A single garbage collector thread runs for all compressed devices. By default it wakes up at 5 second intervals. The garbage collector performs space recovery for each compressed device in the order that the device was defined or attached. After space recovery the garbage collector flushes the cache to force all outstanding writes. Once all the writes have been completed, a file synchronization (fsync()) may optionally be performed, which commits any outstanding host I/O to the physical disk. Finally free space is flushed (to be explained later).
We see that with the fsync option enabled that the physical disk file has a coherent emulation file at the end of each garbage collection cycle. Space freed since the last garbage collection cycle completed is not available for allocation until the current garbage collection cycle completes. This free space is called pending free space. That is, previous track or block group images are not overwritten until the current garbage collection completes. If a catastrophic error occurs, then the emulation file should be recoverable at least up to the point of the last garbage collection cycle.

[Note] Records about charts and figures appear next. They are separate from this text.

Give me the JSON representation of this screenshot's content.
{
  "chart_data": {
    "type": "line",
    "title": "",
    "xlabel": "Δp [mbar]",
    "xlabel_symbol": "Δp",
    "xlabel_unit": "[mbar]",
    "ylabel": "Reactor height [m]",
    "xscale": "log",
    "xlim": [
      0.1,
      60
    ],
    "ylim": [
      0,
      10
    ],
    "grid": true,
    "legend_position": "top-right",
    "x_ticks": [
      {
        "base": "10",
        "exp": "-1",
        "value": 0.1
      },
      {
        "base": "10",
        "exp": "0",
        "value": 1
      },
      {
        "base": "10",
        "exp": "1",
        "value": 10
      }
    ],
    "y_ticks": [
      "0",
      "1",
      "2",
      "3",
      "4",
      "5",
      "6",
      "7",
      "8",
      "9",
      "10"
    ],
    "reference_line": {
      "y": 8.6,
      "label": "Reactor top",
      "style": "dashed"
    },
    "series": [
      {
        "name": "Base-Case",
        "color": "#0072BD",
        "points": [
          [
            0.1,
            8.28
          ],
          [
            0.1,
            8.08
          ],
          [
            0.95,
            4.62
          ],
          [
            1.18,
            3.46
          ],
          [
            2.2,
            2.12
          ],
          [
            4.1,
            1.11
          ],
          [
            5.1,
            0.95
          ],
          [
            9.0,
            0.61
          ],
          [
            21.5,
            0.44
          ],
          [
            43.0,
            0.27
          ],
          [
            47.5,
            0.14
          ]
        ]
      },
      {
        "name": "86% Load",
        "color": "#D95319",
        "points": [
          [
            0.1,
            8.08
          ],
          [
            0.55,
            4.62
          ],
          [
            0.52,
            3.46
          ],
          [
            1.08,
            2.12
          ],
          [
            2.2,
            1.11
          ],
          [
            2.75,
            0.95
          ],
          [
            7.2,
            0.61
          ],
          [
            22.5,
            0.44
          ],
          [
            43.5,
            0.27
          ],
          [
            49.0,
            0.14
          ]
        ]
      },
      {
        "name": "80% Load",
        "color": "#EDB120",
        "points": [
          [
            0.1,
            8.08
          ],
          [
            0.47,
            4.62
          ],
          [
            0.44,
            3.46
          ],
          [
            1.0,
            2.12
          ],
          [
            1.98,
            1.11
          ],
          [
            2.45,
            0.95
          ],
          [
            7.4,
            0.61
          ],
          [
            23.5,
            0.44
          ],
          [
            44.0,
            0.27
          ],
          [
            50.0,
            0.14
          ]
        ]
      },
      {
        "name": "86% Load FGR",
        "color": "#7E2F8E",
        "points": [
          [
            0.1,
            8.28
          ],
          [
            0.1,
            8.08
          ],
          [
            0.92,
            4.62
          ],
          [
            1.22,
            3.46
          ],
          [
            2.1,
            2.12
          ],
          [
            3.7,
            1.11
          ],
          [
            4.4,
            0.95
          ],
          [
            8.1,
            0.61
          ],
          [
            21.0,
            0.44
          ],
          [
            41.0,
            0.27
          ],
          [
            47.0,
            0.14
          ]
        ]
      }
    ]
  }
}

However, performing an fsync() may decrease performance. You can increase the garbage collection interval, to reduce the number of fsync()s, but this may also increase the probability of a cache wait occurring. You can increase the size of the cache to decrease this probability, but you may increase paging or have to decrease the size of emulated memory.
Another possibility is to not enable the fsync option. This is the default. In this circumstance, by default, freed space is not available until 2 garbage collection cycles complete. That is, pending free space is not an attribute but a count. You have the option to explicitly set the pending free space count. However, by increasing the free space count or by increasing the garbage collection interval, then you may be increasing the size of the emulation file.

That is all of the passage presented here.